Como a individualidade do deus, assim também o seu antropomorfismo não deve incorrer em engano. Ele tem tam­bém limites muito precisos. Uma força divina traduz sempre, de maneira solidária, os aspectos cósmicos, sociais, humanos, ainda não dissociados. Para um grego, Zeus está relacionado às diversas formas da soberania, do poder sobre outrem; com certas atitudes e comportamentos humanos: respeito aos suplicantes e estrangeiros, contrato, juramento, matrimônio; está relaciona­do também ao céu, à luz, ao raio, à chuva, aos cumes das mon­tanhas, a certas árvores. Esses fenômenos, tão disparatados para nós, encontram-se aproximados no ordenamento que o pensamento religioso opera, enquanto exprimem, cada um à sua maneira, aspectos de uma mesma força.
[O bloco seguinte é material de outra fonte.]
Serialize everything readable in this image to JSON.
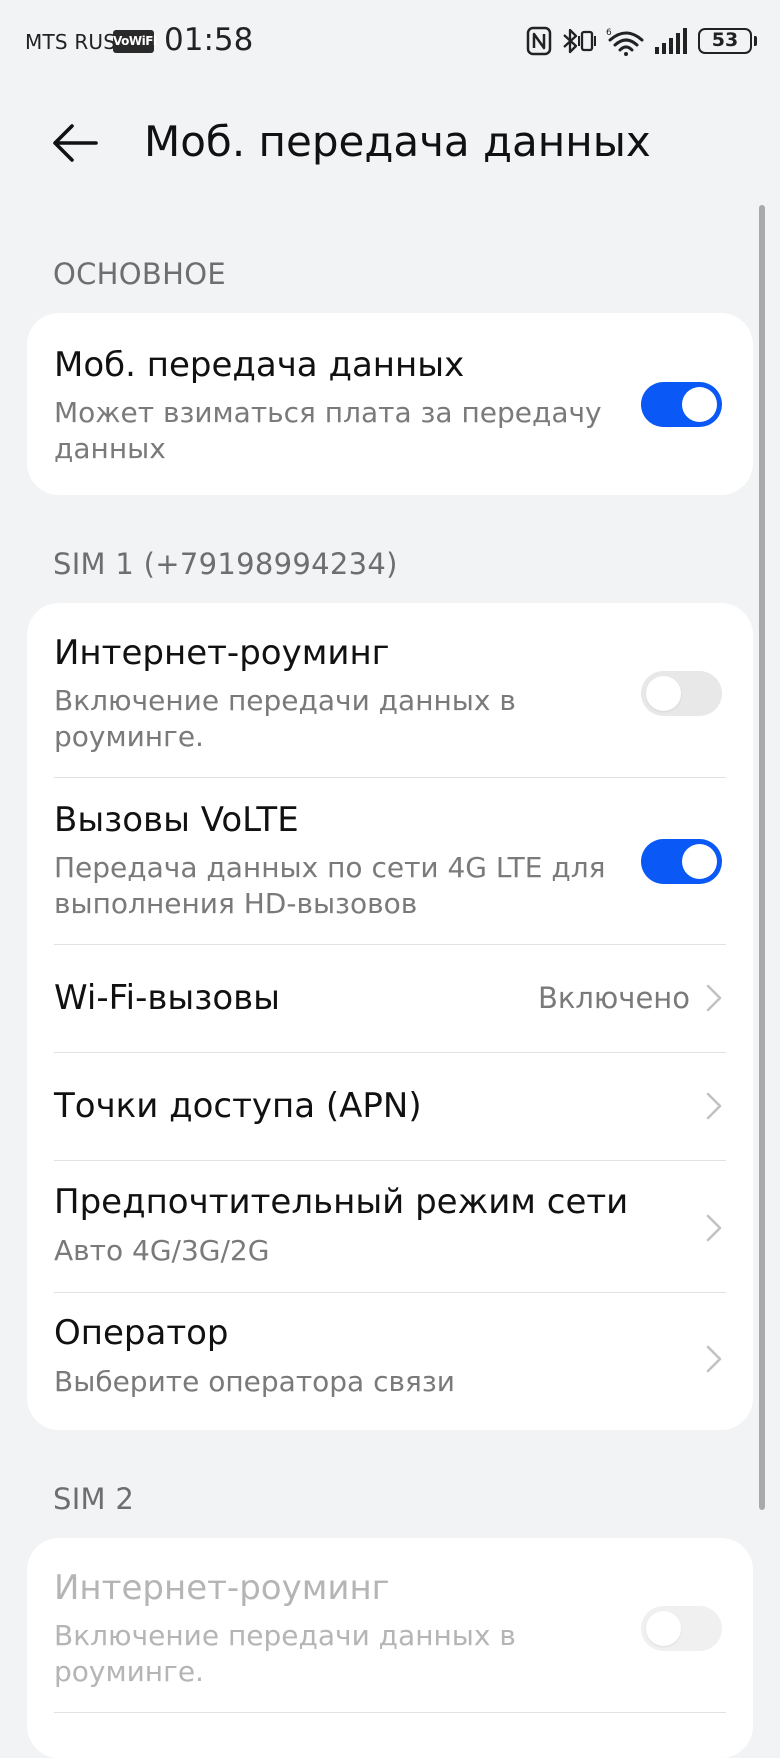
{
  "status_bar": {
    "carrier": "MTS RUS",
    "vowifi_badge": "VoWiFi",
    "time": "01:58",
    "battery": "53",
    "icons": [
      "nfc-icon",
      "bluetooth-vibrate-icon",
      "wifi-6-icon",
      "signal-icon",
      "battery-icon"
    ]
  },
  "header": {
    "title": "Моб. передача данных",
    "back_icon": "arrow-left-icon"
  },
  "sections": {
    "main": {
      "label": "ОСНОВНОЕ",
      "mobile_data": {
        "title": "Моб. передача данных",
        "subtitle": "Может взиматься плата за передачу данных",
        "enabled": true
      }
    },
    "sim1": {
      "label": "SIM 1 (+79198994234)",
      "roaming": {
        "title": "Интернет-роуминг",
        "subtitle": "Включение передачи данных в роуминге.",
        "enabled": false
      },
      "volte": {
        "title": "Вызовы VoLTE",
        "subtitle": "Передача данных по сети 4G LTE для выполнения HD-вызовов",
        "enabled": true
      },
      "wifi_calls": {
        "title": "Wi-Fi-вызовы",
        "value": "Включено"
      },
      "apn": {
        "title": "Точки доступа (APN)"
      },
      "network_mode": {
        "title": "Предпочтительный режим сети",
        "subtitle": "Авто 4G/3G/2G"
      },
      "operator": {
        "title": "Оператор",
        "subtitle": "Выберите оператора связи"
      }
    },
    "sim2": {
      "label": "SIM 2",
      "roaming": {
        "title": "Интернет-роуминг",
        "subtitle": "Включение передачи данных в роуминге.",
        "enabled": false,
        "disabled": true
      }
    }
  },
  "colors": {
    "accent": "#0a59f7",
    "background": "#f1f3f5",
    "card": "#ffffff",
    "secondary_text": "#7a7a7a"
  }
}
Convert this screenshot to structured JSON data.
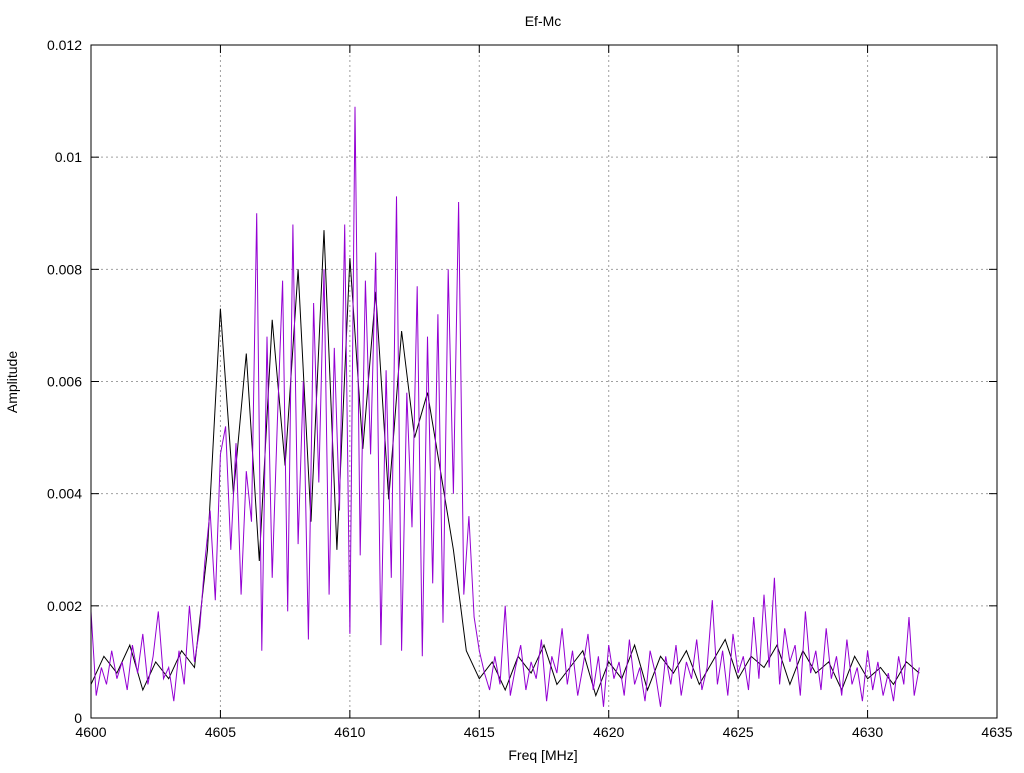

A figuração do deus em uma forma plenamente humana não modifica este dado fundamental: ela constitui um fato de simbolismo religioso que deve ser situado e interpretado exatamente. O ídolo não é um retrato do deus; os deuses não têm corpo; são, por essência, invisíveis, sempre além das formas pelas quais se manifestam ou com as quais se tornam presentes no templo. A relação da divindade com o seu símbolo cultual — seja ele antropomorfo, zoomorfo ou anicônico — nada tem a ver com a relação do corpo com o eu. Na Grécia, a grande estátua cultual antropomorfa é, de início, do tipo de kôuros e kóre; não figura um sujeito singular, uma individualidade divina ou humana, mas um tipo impessoal, o Jovem, a Jovem. Delineia e apresenta a forma do corpo humano em geral. É que, nessa perspectiva, o corpo não aparece ligado a um eu, encarnação de uma pessoa; ele está imbuído de valores religiosos, exprime certas forças; beleza, graça (cháris), esplendor, juventude, saúde, vigor, vida, movimento etc., que pertencem particularmente à divindade e que o corpo humano, mais do que outro, reflete quando, na flor da idade, é como que iluminado por uma luz divina."

 (VERNANT, J-P. Mito e pensamento entre os gregos, p. 284-286.)